Letras doiradas, estas, que ora também doiram os meandros de uma história que não chegou a acontecer!
De: Jorge Forjaz
26 de agosto de 2023 08:14
Como sempre, um prazer ler-te.
E aí vai uma curiosidade – aqui em Angra, havia duas placas da Ditadura Nacional – numa ponte sobre uma ribeira, e numa escola. A da escola foi à vida e ninguém sabe dela. Era uma pedra!!
De: Cristina Neves
25 de agosto de 2023 19:36
Em 1881 já tinham compreendido a importância da ligação de Lisboa a Madrid por via férrea! Quase 150 anos depois continua por se fazer essa obra!
Um texto muito interessante.
Também me faz continuar a ter a veleidade de querer o meu nome numa pedra (para toda a eternidade, como escrevi num poema no Penedo da Saudade…) embora consciente da vacuidade das manobras de promoção pessoal.
O Senhor X de…tem uma lápide catita no topo da sua campa de mármore negro, onde a mulher, senhora de posses, mandou inscrever num período de mágoa: “aqui jaz um homem bom, chefe de família e pai exemplar”.
Há uns anos que não vou a cemitérios, mas dizem que ainda é comum sorrirem diante do letreiro e perguntarem os que o lêem:
– Mas este não era o que dava uma sova todos os dias na mulher?

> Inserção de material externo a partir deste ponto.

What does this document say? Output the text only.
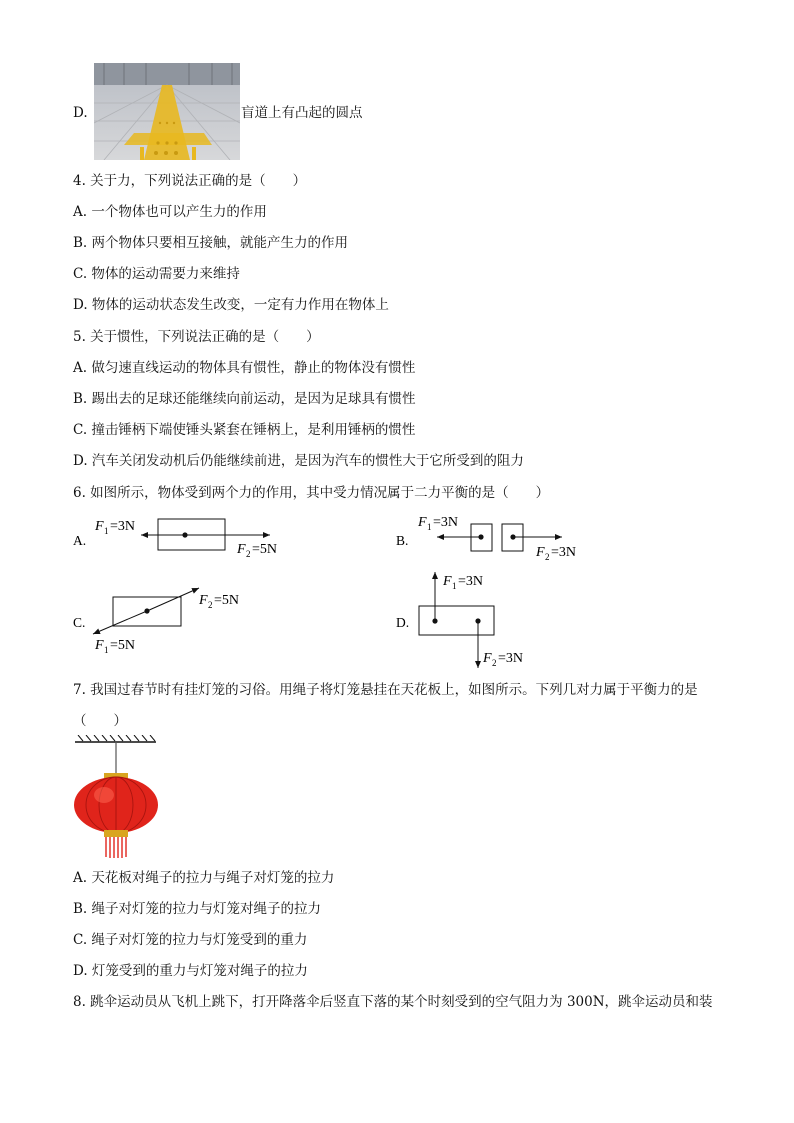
D.	盲道上有凸起的圆点
4. 关于力，下列说法正确的是（　　）
A. 一个物体也可以产生力的作用
B. 两个物体只要相互接触，就能产生力的作用
C. 物体的运动需要力来维持
D. 物体的运动状态发生改变，一定有力作用在物体上
5. 关于惯性，下列说法正确的是（　　）
A. 做匀速直线运动的物体具有惯性，静止的物体没有惯性
B. 踢出去的足球还能继续向前运动，是因为足球具有惯性
C. 撞击锤柄下端使锤头紧套在锤柄上，是利用锤柄的惯性
D. 汽车关闭发动机后仍能继续前进，是因为汽车的惯性大于它所受到的阻力
6. 如图所示，物体受到两个力的作用，其中受力情况属于二力平衡的是（　　）
A.
F 1 =3N
F 2 =5N
B.
F 1 =3N
F 2 =3N
C.
F 1 =5N
F 2 =5N
D.
F 1 =3N
F 2 =3N
7. 我国过春节时有挂灯笼的习俗。用绳子将灯笼悬挂在天花板上，如图所示。下列几对力属于平衡力的是
（　　）
A. 天花板对绳子的拉力与绳子对灯笼的拉力
B. 绳子对灯笼的拉力与灯笼对绳子的拉力
C. 绳子对灯笼的拉力与灯笼受到的重力
D. 灯笼受到的重力与灯笼对绳子的拉力
8. 跳伞运动员从飞机上跳下，打开降落伞后竖直下落的某个时刻受到的空气阻力为 300N，跳伞运动员和装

– Era sim senhor…e os filhos, quase homens, apanhavam por tabela. Mas ela já voltou a casar e desta vez, muito bem.
Uma mentira prolongada no tempo, aquela lápide. Mas também não era boa publicidade para a senhora fazer diferente…
Bem hajas pelo texto, José d´Encarnação, que me trouxe memórias “excelentes”. Uma delas irei partilhar aqui um dia destes…
De: Rui Cascão
26 de agosto de 2023 11:18
Obrigado por mais este contributo para a análise crítica da documentação epigráfica.
Trata-se de um bom exemplo de que nem tudo o que parece é.
Mais uma razão para se reforçarem as medidas de controlo e de validação da veracidade dos dados recolhidos.
Deparei-me com casos semelhantes em informação recolhida em fontes manuscritas e impressas.